FD  : Étant éditeur depuis pas mal d'années, j'ai un sérieux problème : à force de lire des manuscrits et de travailler sur des textes, de corriger des épreuves, etc., je me retrouve souvent hors d'état de lire pour le plaisir. Je rêve de plus en plus souvent de ne plus éditer de livres (ou alors de temps en temps), pour pouvoir à nouveau lire, librement!
  Les dernières années, mes lectures hors travail ont été essentiellement des ouvrages anglais sur le cinéma ( et en particulier le cinéma hollywoodien des années 1930-1950).
   Mais je n'ai pas vraiment abandonné la littérature! Et j'ai envie de citer quatre coups de coeur :

Denis Grozdanovitch, "L'art difficile de ne presque rien faire" : tous les essais de Denis Grozdanovitch me fascinent et m'enchantent. C'est l'auteur français, dont j'attends chaque nouveau titre avec impatience!

Virginia Woolf, "Au hasard des rues" : je ne connaissais pas ce court texte, récemment traduit en français. J'en suis sorti ébloui.

Elizabeth Von Arnim, "Avril enchanté" : à mes yeux, un pure merveille. Infiniment et élégamment sentimentale. (Je recommande presque tout ce qu'elle a écrit!)

Véronique Biefnot,  "Là où la lumière se pose" : il y a peu (pour ne pas dire pas) de romans que je connaisse mieux que celui-là, qui clôture la trilogie de Véronique (inaugurée avec "Comme des larmes sous la pluie" et pousuivie avec "Les murmures de la terre"). Elle a créé avec Naëlle un personnage inoubliable et écrit une histoire qui est à la fois sentimentale et fantastique, un passionnant roman populaire et poétique (il suffit de lire les dernières pages...).


Biographie

  Francis Dannemark est né en 1955 sur la frontière franco-belge. Après des études de lettres à l'Université de Louvain, il a notamment été enseignant, critique de cinéma, adjoint du rédacteur en chef d'un journal de bandes dessinées, attaché culturel dans un cabinet ministériel, animateur d'ateliers d'écriture, directeur d'un centre culturel bruxellois et fondateur-directeur des associations Escales des lettres (Bruxelles et Arras), avec lesquelles il a organisé de nombreux festivals littéraires internationaux. Il est actuellement codirecteur de la collection "Escales des lettres", qu'il a fondée avec Jean-Yves Reuzeau en 1998 aux Éditions Le Castor Astral (Bordeaux/Paris), et conseiller littéraire indépendant.
Véronique Biefnot et Francis Dannemark

  Depuis 1977, il a publié une trentaine de livres. Pour la plupart ils sont parus chez Robert Laffont et au Castor Astral. Quelques-uns de ses romans : Mémoires d'un ange maladroit , Choses qu'on dit la nuit entre deux villes, Le grand jardin,  La longue promenade avec un cheval mort, Du train où vont les choses à la fin d'un long hiver, La Véritable vie amoureuse de mes amies en ce moment précis, Histoire d'Alice qui ne pensait jamais à rien (et de tous ses maris, plus un) et Aux Anges.

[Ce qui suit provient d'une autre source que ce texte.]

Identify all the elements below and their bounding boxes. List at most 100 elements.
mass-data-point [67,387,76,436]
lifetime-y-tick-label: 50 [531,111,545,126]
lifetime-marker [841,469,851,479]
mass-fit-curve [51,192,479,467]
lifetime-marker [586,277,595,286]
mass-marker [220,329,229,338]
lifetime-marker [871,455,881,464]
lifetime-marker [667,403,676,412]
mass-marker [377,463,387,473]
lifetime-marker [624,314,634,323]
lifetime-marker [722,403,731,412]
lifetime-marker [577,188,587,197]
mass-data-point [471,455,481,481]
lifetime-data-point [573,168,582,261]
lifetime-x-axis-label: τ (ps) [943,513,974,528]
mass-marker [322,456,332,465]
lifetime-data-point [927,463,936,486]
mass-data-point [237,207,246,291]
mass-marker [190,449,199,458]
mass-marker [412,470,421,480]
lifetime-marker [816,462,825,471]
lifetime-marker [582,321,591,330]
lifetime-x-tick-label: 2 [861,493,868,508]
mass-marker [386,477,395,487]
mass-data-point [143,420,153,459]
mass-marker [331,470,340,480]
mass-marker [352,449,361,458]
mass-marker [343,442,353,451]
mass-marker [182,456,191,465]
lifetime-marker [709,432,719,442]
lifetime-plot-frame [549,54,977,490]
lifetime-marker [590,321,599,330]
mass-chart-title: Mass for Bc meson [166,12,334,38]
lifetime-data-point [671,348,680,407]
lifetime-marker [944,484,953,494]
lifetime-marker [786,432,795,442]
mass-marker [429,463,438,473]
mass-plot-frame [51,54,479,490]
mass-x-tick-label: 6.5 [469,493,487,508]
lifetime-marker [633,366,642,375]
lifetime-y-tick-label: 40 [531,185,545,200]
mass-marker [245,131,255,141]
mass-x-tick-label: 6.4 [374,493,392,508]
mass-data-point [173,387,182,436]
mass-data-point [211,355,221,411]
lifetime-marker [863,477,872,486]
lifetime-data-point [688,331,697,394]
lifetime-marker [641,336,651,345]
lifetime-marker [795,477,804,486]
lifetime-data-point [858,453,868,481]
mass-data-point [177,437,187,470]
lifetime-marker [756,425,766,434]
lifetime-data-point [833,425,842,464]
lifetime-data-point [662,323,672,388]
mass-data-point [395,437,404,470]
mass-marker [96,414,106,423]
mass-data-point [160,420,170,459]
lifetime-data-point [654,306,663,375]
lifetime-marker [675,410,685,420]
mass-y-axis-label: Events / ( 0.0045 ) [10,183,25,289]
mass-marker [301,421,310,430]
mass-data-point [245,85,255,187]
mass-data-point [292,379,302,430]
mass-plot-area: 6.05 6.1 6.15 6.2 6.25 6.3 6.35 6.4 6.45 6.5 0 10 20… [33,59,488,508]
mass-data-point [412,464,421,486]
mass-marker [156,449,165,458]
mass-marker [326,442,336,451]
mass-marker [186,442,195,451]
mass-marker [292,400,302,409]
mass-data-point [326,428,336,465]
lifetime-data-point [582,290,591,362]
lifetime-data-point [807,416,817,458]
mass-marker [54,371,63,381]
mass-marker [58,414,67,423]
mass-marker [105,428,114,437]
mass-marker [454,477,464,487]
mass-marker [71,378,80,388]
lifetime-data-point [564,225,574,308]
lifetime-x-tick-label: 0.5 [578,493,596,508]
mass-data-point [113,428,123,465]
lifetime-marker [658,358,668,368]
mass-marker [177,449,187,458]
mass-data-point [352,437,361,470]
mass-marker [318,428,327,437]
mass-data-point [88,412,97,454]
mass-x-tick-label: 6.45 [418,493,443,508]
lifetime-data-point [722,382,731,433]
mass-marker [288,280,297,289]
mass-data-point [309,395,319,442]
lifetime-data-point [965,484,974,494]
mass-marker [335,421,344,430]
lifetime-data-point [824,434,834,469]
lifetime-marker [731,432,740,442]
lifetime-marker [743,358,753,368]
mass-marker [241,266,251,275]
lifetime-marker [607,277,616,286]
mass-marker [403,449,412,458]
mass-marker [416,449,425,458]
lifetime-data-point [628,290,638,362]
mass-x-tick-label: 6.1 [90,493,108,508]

Encore un immense merci à Francis Dannemark pour sa gentillesse et sa disponibilité. A noter la prochaine parution (le 5 mars) du roman qu'il a écrit à quatre mains avec Véronique Biefnot, "La route des coquelicots". Les deux auteurs seront présents à La Foire du Livre de Bruxelles les 28 février et 1er mars. Tous les titres des romans de Francis Dannemark ayant fait l'objet d'une chronique sur le blog sont colorisés et disposent d'un lien intégré vous permettant d'accéder à la chronique correspondante d'un simple clic.